1. The Agent Loop: Plan, Act, Observe, Repeat Beginner

The smallest unit of agentic behavior is a loop, not a single call. A language model is given a goal and a set of available tools; it reasons about what to do next, emits an action (a tool call with arguments), receives the tool's result as an observation, and feeds that observation back into its context to decide the next action. This reason, act, observe cycle, popularized as the ReAct pattern, repeats until the model decides the goal is met and emits a final answer. The loop is what turns a static predictor into something that can gather information it did not start with, correct course when a tool returns an error, and chain several operations toward a goal no single call could reach.

Each turn of the loop is cheap to describe and expensive to run. The reasoning step is one LLM forward pass, served from the fleet of Section 40.7. The action step blocks on an external service whose latency the agent does not control: a vector search over the index of Section 40.4, a sandboxed code execution, or a third-party API. Because the model must see each observation before choosing the next action, the turns of a single agent's loop are inherently sequential, and the wall-clock time of the loop is the sum of its per-turn latencies.
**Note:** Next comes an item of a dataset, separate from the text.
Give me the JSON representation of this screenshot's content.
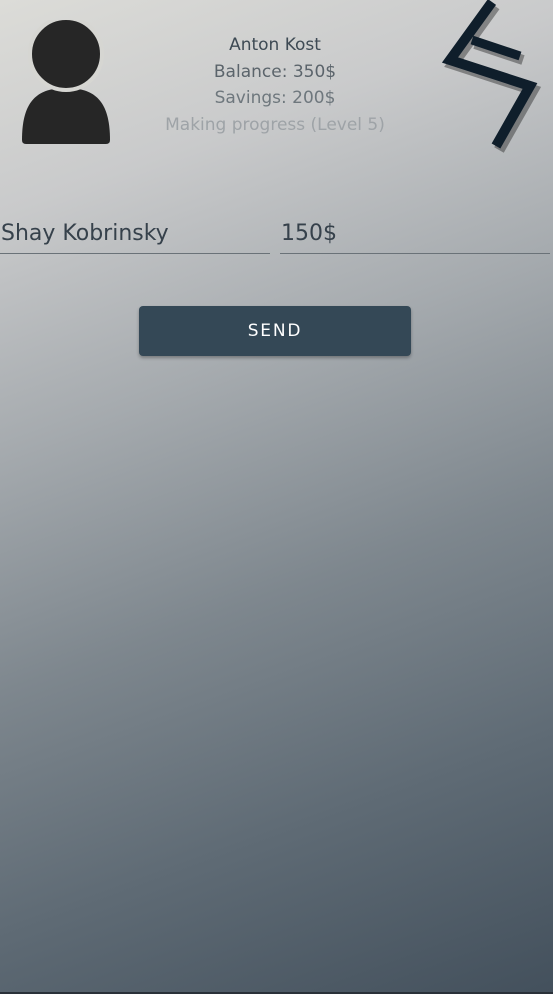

That sequential spine is exactly the part that orchestration tries to keep short, and the independent work hanging off it is exactly the part that orchestration tries to run in parallel.

Reason LLM forward pass Act emit tool call Retrieval (40.4) vector search Code sandbox isolated exec External API RPC over network Observe tool result Done? final answer
Figure 40.6.1: One agent's ReAct loop. The Reason step is an LLM forward pass; the Act step emits a tool call dispatched to retrieval, a code sandbox, or an external API; the Observe step feeds the result back. The cycle repeats until the model judges the goal met and exits with a final answer. The turns are sequential because each Reason needs the previous Observe.

We can put a number on how long such a loop runs. If the agent takes a random number of turns $T$ to reach its goal, and each turn that has not yet finished succeeds with probability $q$, then $T$ is geometric and the expected number of turns to completion is

$$\mathbb{E}[T] = \frac{1}{q}, \qquad \text{critical-path latency} \approx \mathbb{E}[T]\,\big(\ell_{\text{reason}} + \ell_{\text{act}}\big),$$

where $\ell_{\text{reason}}$ is the LLM latency per turn and $\ell_{\text{act}}$ is the tool latency per turn. The formula is deliberately blunt, but it captures the operational truth: a loop that needs ten turns at half a second each is a five-second user wait, and the only ways to shrink it are to reduce the number of turns (better planning) or to reduce per-turn latency (faster tools and a faster model). When the per-turn tool work is itself splittable across machines, a third lever appears, and that lever is the subject of the rest of this section.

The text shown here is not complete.